Nina Eng (NHS, Global Health ’16)
Nina analyzed gene conversion tracts that occur during homologous recombination from a spontaneous DSB. She screened through thousands of events to find the rare spontaneous DSB repair events and determined that their gene conversion tract lengths were similar to when they were induced by heat shock and I-SceI endonuclease expression. Her findings were published in the Georgetown Journal of Health Sciences. Nina is now studying medicine at Emory University (M ’20).
Pallavi Tatapudy (NHS, Human Science ’16)
Pallavi completed her Honors Thesis work determining whether human RECQL helicase could functionally substitute for a Drosophila RECQ helicase called BLM. She is currently studying medicine at SUNY-Stoneybrook (M’20).
Dashiell Massey (Research assistant 2015-2016)
Dashiell was the Lab Coordinator for the entire Human Science Discovery Center, but also worked on the aging project in our lab. He is currently a graduate student at Cornell University.
Thu Do (NHS, Global Health ’17)
Thu worked on a project focusing on the proteins that suppress recombination between diverged sequences. She investigated whether or not DmBLM functions in this process. She spent a few semesters studying abroad and looks forward to attending medical school after graduation.
Madison Suh (NHS, Health Care Management and Policy ’19)
Madison also worked on the BLM project, and investigated if BLM mutant flies are sensitive to killing by I-SceI-induced DSBs compared to control flies.
Daniel Russo (NHS, Health Care Management and Policy ’17)
Danny worked on understanding the role of DmBlm in repairing simple DSBs and then started his own project looking at the role of DmDNA2 in homologous recombination repair. He is attending medical school at Hofstra in the fall (M ’21).
Henry Ertl (Research Assistant 2015-2017)

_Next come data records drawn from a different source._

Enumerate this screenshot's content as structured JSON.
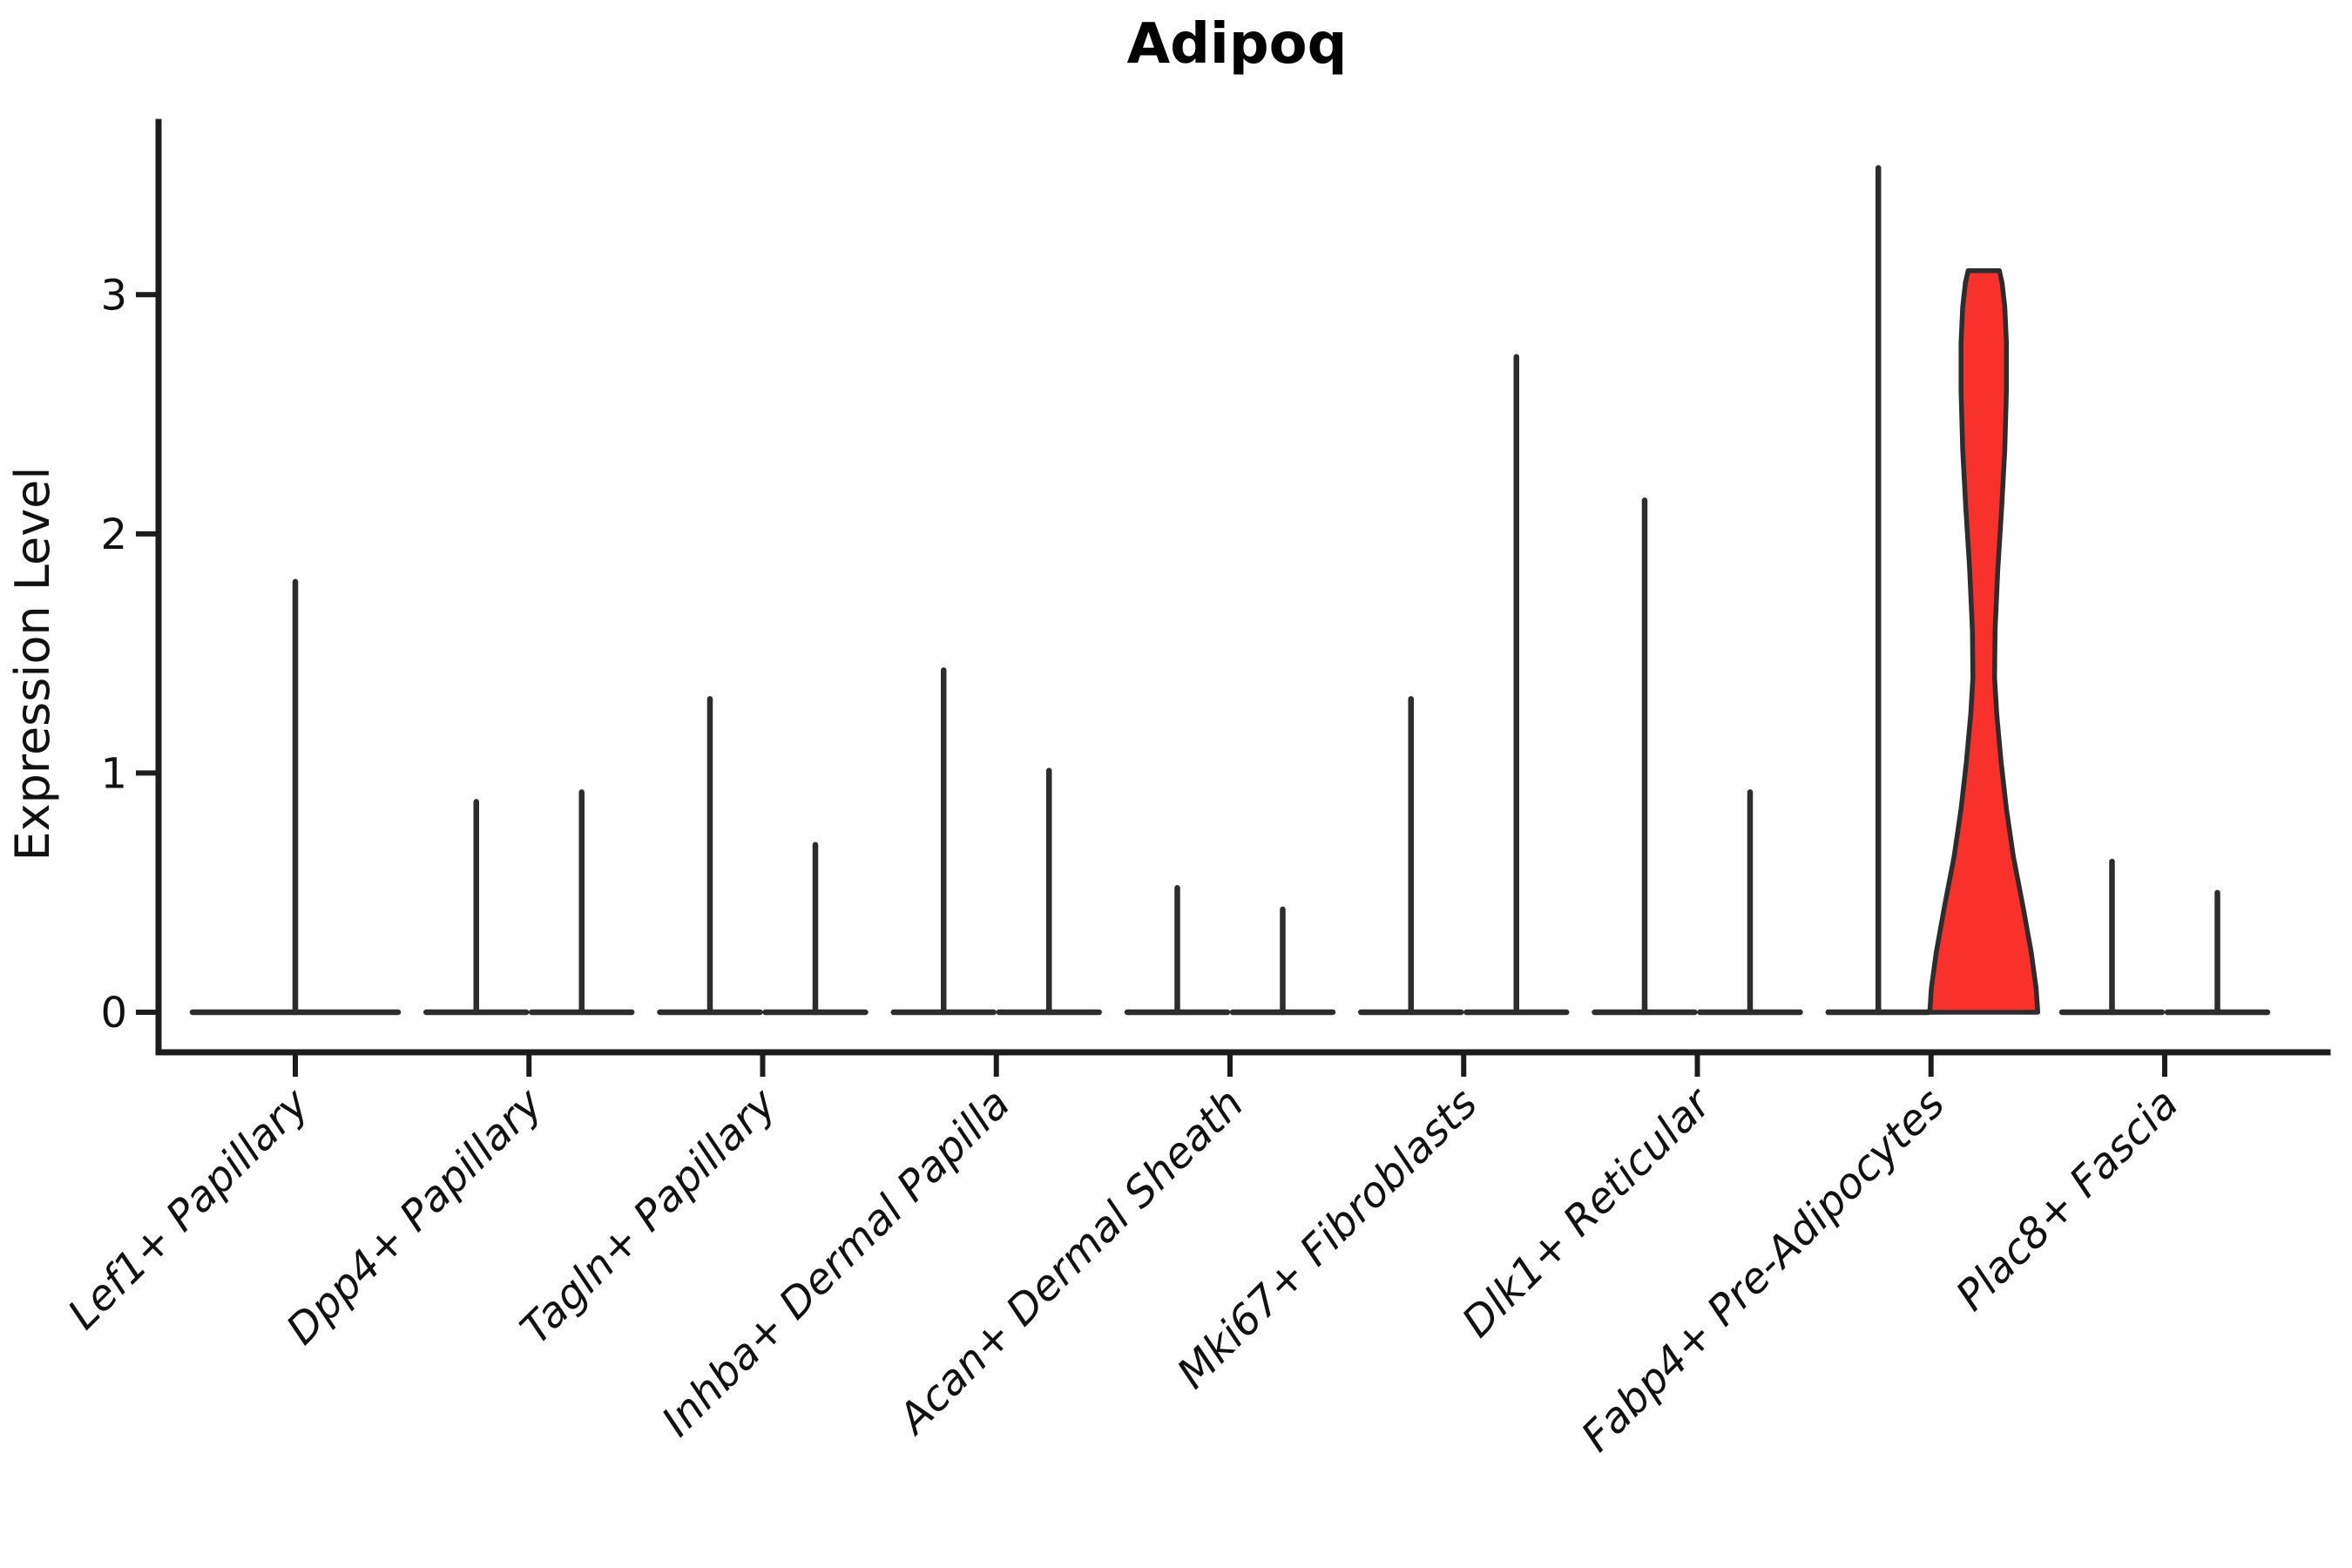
{
  "chart_data": {
    "type": "violin",
    "title": "Adipoq",
    "xlabel": "",
    "ylabel": "Expression Level",
    "yticks": [
      0,
      1,
      2,
      3
    ],
    "ytick_labels": [
      "0",
      "1",
      "2",
      "3"
    ],
    "ylim": [
      -0.17,
      3.72
    ],
    "grid": false,
    "legend": "none",
    "categories": [
      "Lef1+ Papillary",
      "Dpp4+ Papillary",
      "Tagln+ Papillary",
      "Inhba+ Dermal Papilla",
      "Acan+ Dermal Sheath",
      "Mki67+ Fibroblasts",
      "Dlk1+ Reticular",
      "Fabp4+ Pre-Adipocytes",
      "Plac8+ Fascia"
    ],
    "groups": [
      {
        "category": "Lef1+ Papillary",
        "violins": [
          {
            "pos": 0,
            "span": 2,
            "max": 1.8
          }
        ]
      },
      {
        "category": "Dpp4+ Papillary",
        "violins": [
          {
            "pos": -0.5,
            "span": 1,
            "max": 0.88
          },
          {
            "pos": 0.5,
            "span": 1,
            "max": 0.92
          }
        ]
      },
      {
        "category": "Tagln+ Papillary",
        "violins": [
          {
            "pos": -0.5,
            "span": 1,
            "max": 1.31
          },
          {
            "pos": 0.5,
            "span": 1,
            "max": 0.7
          }
        ]
      },
      {
        "category": "Inhba+ Dermal Papilla",
        "violins": [
          {
            "pos": -0.5,
            "span": 1,
            "max": 1.43
          },
          {
            "pos": 0.5,
            "span": 1,
            "max": 1.01
          }
        ]
      },
      {
        "category": "Acan+ Dermal Sheath",
        "violins": [
          {
            "pos": -0.5,
            "span": 1,
            "max": 0.52
          },
          {
            "pos": 0.5,
            "span": 1,
            "max": 0.43
          }
        ]
      },
      {
        "category": "Mki67+ Fibroblasts",
        "violins": [
          {
            "pos": -0.5,
            "span": 1,
            "max": 1.31
          },
          {
            "pos": 0.5,
            "span": 1,
            "max": 2.74
          }
        ]
      },
      {
        "category": "Dlk1+ Reticular",
        "violins": [
          {
            "pos": -0.5,
            "span": 1,
            "max": 2.14
          },
          {
            "pos": 0.5,
            "span": 1,
            "max": 0.92
          }
        ]
      },
      {
        "category": "Fabp4+ Pre-Adipocytes",
        "violins": [
          {
            "pos": -0.5,
            "span": 1,
            "max": 3.53
          },
          {
            "pos": 0.5,
            "span": 1,
            "max": 3.1,
            "highlight": true,
            "profile": [
              [
                0.0,
                1.0
              ],
              [
                0.1,
                0.97
              ],
              [
                0.25,
                0.88
              ],
              [
                0.45,
                0.72
              ],
              [
                0.65,
                0.55
              ],
              [
                0.85,
                0.42
              ],
              [
                1.05,
                0.32
              ],
              [
                1.25,
                0.24
              ],
              [
                1.4,
                0.2
              ],
              [
                1.6,
                0.21
              ],
              [
                1.85,
                0.26
              ],
              [
                2.1,
                0.33
              ],
              [
                2.35,
                0.39
              ],
              [
                2.6,
                0.42
              ],
              [
                2.8,
                0.42
              ],
              [
                2.95,
                0.39
              ],
              [
                3.05,
                0.34
              ],
              [
                3.1,
                0.29
              ]
            ]
          }
        ]
      },
      {
        "category": "Plac8+ Fascia",
        "violins": [
          {
            "pos": -0.5,
            "span": 1,
            "max": 0.63
          },
          {
            "pos": 0.5,
            "span": 1,
            "max": 0.5
          }
        ]
      }
    ],
    "colors": {
      "highlight_fill": "#f8312d",
      "violin_line": "#2d2d2d",
      "spine": "#1c1c1c",
      "background": "#ffffff",
      "text": "#111111"
    }
  }
}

Henry played an integral role in maintaining the functional status of every project in the lab! He also has his own independent research projects that focuses on DSB repair in Drosophila as well as aging. He is currently in graduate school at the University of Michigan-Ann Arbor.
Nishtha Raval (NHS, Health Care Management and Policy ’19)
Nishtha is working on a project to determine if our DSB repair system can detect differences between canonical non-homologous end joining and alternative end joining using Ku70 mutants. Nishtha will be attending medical school at Georgetown University School of Medicine after graduation (M ’23).